City council members are dusting off their fishing poles following a unanimous decision to go ahead with a one-year trial to stock McGuire Lake with 600 sterile rainbow trout.
With approximately 20 community members filling the council chamber gallery, the atmosphere was a friendly public debate with attendees politely stating their opinions. This is a sight Coun. Alan Harrison said he enjoys seeing in Salmon Arm.
“I hear at times how contrary views are ripping this community apart,” he said. “I don’t see it that way at all. I think it is quite a healthy thing.”
First to address council was Salmon Arm resident Lee Rawn, who said she did not support the proposal.
“It’s an ornamental lake,” she said, commenting on the fountain and habitat that decorate McGuire Lake including flowers, goldfish, birds and ducks.
Rawn argued that McGuire Lake is basically a pond and that it doesn’t make sense to use it as a fishing hole when Shuswap Lake is only a few blocks away.
“This is the proper fisherman for McGuire Lake,” she said, holding a photograph of a blue heron, a move which sparked applause from the gallery.
Sherrie Favell also voiced her concerns with the proposal, presenting a petition with 250 signatures she managed to collect in only a few days.
“I think Salmon Arm is one of the most beautiful towns in the world and one of the things that makes this town so beautiful is McGuire Lake,” she said. “I can’t believe city councillors are thinking about stocking the lake with trout again, when just a few years ago, the people of this town were so against the idea. We haven’t forgotten and we haven’t changed our minds.”
Favell asked why there’s a need to introduce fishing to McGuire Lake when there’s an abundance of lakes and rivers to choose from, and within reasonable driving distances of Salmon Arm.
“There must be a formal scientific study before you introduce the trout to the lake. Do you have all the answers? Will an environmental study be conducted before the window of opportunity to introduce the trout to the lake is closed? Or will the trout simply be introduced to McGuire Lake while you just guess what the environmental impact will be?”
Safety concerns were also addressed by Favell, who asked whether children would be supervised and required to wear lifejackets, if a lifeguard would be on duty, if fishing would be permitted offshore and how nesting birds and other wildlife would be protected.
Other community members expressed a different view, including Todd Hooper, a resident who works in the fishing industry.
“I’m probably not going to get a whole lot of clapping by the sounds of things, but I keep hearing all this stuff, and I call them the ‘no-fun police’ in this town. It’s frustrating and, for once, I came down to speak my mind.”
Hooper said people may suggest fishing on Shuswap Lake as an alternative, but reality is, it isn’t a very practical or economical option.
“We live on one of the most regulated lakes in the whole of B.C.,” he said. “You can’t retain fish. Young kids can, they have their own quota, but their parents can’t. You have to buy tags and they have to be a certain size. You’re only allowed to fish off the Salmon Arm pier for a very short amount of time and basically you’re catching coarse fish.”

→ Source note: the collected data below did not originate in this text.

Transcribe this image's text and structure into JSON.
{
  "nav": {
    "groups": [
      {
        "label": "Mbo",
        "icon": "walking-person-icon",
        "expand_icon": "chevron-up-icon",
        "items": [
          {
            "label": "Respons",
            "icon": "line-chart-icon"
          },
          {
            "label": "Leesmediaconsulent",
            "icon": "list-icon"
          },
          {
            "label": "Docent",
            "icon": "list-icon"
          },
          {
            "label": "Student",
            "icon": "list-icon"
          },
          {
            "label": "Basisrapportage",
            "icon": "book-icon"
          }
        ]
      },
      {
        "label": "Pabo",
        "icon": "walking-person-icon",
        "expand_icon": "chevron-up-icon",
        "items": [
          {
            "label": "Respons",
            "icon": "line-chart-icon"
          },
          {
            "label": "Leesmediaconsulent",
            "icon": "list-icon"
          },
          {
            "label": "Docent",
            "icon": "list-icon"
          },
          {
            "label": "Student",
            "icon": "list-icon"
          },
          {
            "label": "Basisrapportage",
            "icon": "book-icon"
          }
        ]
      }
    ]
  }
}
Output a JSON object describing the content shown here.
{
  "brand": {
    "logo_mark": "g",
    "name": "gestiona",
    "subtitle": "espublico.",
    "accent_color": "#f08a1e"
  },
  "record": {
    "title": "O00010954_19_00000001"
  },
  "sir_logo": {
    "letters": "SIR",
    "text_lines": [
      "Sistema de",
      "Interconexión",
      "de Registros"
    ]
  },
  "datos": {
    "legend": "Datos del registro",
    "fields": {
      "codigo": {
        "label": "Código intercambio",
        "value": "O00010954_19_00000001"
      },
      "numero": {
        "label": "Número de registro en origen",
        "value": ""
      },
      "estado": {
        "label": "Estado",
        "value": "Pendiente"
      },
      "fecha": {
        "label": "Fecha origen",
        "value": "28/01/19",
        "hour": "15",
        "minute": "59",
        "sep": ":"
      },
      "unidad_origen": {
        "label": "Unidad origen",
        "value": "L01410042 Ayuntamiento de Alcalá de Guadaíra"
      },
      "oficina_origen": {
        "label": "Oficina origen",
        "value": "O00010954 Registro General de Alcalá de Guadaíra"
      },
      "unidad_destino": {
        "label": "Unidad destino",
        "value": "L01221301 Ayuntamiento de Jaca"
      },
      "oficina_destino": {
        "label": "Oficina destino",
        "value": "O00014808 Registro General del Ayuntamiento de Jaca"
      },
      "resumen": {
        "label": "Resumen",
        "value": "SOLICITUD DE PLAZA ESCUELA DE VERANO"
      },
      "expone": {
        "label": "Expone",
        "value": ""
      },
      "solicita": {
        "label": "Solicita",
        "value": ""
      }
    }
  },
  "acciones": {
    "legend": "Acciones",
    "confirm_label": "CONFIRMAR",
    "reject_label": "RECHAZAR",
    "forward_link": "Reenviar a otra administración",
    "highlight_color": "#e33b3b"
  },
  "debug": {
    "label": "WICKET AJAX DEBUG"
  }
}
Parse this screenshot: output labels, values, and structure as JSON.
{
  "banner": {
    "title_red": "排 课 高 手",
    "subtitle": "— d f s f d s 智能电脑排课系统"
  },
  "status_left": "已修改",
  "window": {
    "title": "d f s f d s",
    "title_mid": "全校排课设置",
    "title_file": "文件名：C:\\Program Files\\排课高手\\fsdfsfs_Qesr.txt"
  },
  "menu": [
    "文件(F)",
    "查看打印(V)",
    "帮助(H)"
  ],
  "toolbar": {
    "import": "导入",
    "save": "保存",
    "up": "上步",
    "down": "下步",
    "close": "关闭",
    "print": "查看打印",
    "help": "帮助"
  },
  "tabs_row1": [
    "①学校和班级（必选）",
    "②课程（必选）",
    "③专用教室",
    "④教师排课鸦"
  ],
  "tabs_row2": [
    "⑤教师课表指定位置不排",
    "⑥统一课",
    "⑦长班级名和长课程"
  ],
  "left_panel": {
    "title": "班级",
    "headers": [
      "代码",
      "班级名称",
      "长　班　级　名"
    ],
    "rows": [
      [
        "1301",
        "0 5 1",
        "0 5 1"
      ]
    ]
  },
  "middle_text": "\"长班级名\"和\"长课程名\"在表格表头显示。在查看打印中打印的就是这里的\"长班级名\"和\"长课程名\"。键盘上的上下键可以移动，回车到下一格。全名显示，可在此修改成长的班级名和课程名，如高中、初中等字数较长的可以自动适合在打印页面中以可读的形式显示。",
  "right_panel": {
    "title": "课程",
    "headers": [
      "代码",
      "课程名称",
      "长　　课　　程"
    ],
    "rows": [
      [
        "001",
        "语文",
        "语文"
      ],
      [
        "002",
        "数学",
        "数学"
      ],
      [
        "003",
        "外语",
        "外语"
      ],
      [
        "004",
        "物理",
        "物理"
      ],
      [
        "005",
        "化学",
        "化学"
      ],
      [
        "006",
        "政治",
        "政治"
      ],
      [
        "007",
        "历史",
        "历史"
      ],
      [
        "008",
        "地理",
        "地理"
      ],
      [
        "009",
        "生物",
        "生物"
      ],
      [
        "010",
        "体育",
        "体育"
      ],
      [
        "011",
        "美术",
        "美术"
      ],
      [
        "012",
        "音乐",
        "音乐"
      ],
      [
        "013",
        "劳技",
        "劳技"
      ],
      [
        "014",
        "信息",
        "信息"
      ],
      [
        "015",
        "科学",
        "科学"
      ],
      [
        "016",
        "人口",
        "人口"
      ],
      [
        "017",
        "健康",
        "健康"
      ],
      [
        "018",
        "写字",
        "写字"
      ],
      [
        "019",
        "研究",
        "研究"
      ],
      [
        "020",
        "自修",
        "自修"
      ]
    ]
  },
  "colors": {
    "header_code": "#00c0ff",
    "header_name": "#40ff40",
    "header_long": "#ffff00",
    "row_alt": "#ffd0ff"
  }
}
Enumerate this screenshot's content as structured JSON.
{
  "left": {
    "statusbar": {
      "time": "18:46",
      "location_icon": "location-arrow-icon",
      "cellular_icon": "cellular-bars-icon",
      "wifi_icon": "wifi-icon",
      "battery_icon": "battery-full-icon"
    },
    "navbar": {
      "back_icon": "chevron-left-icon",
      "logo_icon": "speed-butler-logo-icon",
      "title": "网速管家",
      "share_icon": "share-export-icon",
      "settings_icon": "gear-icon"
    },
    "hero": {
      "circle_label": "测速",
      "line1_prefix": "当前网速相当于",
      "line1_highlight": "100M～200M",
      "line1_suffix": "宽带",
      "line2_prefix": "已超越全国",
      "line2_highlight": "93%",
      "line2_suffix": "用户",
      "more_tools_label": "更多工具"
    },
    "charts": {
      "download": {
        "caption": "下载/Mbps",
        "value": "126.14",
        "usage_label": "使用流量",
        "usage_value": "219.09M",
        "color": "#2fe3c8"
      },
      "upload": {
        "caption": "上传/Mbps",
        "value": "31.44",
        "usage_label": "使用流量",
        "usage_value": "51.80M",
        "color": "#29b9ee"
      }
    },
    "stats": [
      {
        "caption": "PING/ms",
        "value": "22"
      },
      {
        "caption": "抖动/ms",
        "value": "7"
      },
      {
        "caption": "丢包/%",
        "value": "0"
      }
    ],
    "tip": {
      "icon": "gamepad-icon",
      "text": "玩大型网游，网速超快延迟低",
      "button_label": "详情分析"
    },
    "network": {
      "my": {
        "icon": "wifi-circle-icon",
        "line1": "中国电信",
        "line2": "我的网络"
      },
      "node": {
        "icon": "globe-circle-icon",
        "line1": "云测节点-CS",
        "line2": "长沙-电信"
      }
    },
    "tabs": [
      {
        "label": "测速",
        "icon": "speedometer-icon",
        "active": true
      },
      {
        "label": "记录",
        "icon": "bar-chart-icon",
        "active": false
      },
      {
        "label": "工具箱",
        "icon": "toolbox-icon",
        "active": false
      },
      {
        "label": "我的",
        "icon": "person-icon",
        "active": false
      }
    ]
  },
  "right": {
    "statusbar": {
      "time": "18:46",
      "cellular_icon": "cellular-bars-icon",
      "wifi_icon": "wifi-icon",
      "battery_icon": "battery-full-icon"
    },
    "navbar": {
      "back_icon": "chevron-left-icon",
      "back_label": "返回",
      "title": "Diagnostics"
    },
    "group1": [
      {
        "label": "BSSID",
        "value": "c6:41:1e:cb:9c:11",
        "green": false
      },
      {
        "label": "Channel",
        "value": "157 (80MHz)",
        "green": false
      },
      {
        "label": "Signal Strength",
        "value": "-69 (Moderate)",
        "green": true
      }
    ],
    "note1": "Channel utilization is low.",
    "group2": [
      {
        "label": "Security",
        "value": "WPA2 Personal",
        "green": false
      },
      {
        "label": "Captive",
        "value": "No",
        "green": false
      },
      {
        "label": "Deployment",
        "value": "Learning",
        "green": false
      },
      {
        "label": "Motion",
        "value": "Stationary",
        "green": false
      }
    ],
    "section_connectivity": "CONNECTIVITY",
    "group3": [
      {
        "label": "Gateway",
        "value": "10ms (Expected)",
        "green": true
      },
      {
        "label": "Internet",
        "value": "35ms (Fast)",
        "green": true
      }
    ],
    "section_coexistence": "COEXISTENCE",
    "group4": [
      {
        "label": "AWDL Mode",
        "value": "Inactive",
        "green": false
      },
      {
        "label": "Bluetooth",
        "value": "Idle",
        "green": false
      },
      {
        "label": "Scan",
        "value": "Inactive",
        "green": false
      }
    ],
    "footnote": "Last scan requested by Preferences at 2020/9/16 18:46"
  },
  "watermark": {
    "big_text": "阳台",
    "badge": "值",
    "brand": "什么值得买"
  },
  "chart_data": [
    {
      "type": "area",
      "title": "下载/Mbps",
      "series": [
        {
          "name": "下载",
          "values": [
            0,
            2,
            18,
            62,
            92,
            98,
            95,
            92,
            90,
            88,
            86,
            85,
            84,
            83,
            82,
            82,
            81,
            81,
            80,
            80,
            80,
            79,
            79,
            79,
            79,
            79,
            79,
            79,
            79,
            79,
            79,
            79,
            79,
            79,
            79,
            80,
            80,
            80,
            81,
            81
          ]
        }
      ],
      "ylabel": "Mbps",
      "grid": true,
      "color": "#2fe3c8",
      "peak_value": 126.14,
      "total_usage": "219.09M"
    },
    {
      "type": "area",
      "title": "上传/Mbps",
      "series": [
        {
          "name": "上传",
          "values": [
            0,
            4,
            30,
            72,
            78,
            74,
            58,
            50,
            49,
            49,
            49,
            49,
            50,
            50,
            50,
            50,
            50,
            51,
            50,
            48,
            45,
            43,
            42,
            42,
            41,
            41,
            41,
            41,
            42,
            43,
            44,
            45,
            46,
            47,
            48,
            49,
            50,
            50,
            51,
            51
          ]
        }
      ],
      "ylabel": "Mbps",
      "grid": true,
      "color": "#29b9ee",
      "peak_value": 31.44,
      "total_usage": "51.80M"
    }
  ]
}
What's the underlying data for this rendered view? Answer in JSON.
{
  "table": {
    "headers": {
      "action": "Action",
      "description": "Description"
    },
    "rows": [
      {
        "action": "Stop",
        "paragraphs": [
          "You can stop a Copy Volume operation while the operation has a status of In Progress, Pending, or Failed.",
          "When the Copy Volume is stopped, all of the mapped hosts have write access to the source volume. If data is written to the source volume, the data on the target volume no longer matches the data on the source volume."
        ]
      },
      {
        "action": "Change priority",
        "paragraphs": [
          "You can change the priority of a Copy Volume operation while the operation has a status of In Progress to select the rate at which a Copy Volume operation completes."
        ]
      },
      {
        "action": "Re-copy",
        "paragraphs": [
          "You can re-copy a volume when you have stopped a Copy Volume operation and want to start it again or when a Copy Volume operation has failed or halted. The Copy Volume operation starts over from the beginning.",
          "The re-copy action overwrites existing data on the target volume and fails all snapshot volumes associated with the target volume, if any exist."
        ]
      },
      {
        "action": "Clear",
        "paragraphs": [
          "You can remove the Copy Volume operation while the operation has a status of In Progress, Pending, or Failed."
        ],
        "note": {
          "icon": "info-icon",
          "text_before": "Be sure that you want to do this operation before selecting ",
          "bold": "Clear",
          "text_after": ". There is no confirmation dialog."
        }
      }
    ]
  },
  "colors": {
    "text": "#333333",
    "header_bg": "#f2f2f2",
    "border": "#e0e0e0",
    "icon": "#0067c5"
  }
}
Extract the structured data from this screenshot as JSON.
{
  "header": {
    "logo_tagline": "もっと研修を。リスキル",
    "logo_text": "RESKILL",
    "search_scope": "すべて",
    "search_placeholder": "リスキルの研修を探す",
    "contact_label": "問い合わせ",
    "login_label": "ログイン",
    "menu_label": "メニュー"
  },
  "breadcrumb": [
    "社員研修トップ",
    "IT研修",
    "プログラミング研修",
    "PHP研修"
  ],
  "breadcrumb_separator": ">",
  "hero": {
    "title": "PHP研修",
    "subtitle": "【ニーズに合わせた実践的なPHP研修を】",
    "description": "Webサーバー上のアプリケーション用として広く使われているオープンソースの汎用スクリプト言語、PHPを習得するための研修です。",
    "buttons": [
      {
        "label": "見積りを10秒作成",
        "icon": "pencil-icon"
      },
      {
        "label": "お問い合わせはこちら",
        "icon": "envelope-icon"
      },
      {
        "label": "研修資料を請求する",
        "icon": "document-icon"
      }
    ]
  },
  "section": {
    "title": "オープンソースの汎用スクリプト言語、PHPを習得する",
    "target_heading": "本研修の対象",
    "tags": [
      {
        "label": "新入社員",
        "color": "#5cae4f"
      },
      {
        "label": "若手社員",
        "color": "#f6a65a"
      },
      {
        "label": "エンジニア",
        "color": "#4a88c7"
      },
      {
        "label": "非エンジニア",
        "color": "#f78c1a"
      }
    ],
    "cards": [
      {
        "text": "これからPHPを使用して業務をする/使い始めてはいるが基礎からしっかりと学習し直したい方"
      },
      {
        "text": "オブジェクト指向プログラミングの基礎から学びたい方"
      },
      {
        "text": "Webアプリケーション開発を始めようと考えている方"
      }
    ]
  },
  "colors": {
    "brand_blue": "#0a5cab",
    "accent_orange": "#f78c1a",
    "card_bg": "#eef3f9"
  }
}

Longtime Shuswap resident, Mel Arnold, used his life’s work as a conservationist to argue that fishing on McGuire Lake would be positive, introducing youth to both wildlife and conservation.
“I’ve had the opportunity to meet other conservationists across the province and country,” he said. “And to see the work being done by those people, who got their start angling and hunting at an early age, who got into activities that were responsible, taught stewardship, taught conservation, taught land and water use values. This is an opportunity we have in this community to start some young people down that same path.”
After community members were given their chance to speak, city councillors voiced their own comments on the proposal.
“I love McGuire Lake and I think I’ll love it more after we try this,” said Coun. Kevin Flynn, noting that it isn’t a real concern if the trout don’t survive the year.
“That’s the whole idea of stocked fish. They’re not supposed to survive the year anyway, they’re supposed to all get caught in the end,” he said, adding that he agrees the lake should be monitored.
Flynn also addressed the argument that it isn’t the city’s job to get kids out of the house.
“On the contrary, I think that is exactly what we should be doing,” he said, pointing to the skateboard park, soccer fields and recreation centres as past examples. “That is our job. I am passionate about Salmon Arm and I am passionate about McGuire Lake and we owe it to the youth of this community to give this a try.”
Harrison said he feels that the whole issue with this proposal is that everyone’s vision is different.
“Is it going to be a grandpa and a son out on the fishing dock adding to the serenity of the environment? Or is it going to be a ton of kids scampering around making a pile of noise? I don’t think any of us really know,” he said.
For Harrison, the first scenario is what he tends to see as the outcome.
“I say let’s try it. We can conjecture and guess and wonder about how it’s going to be, but we aren’t going to know unless we try it.”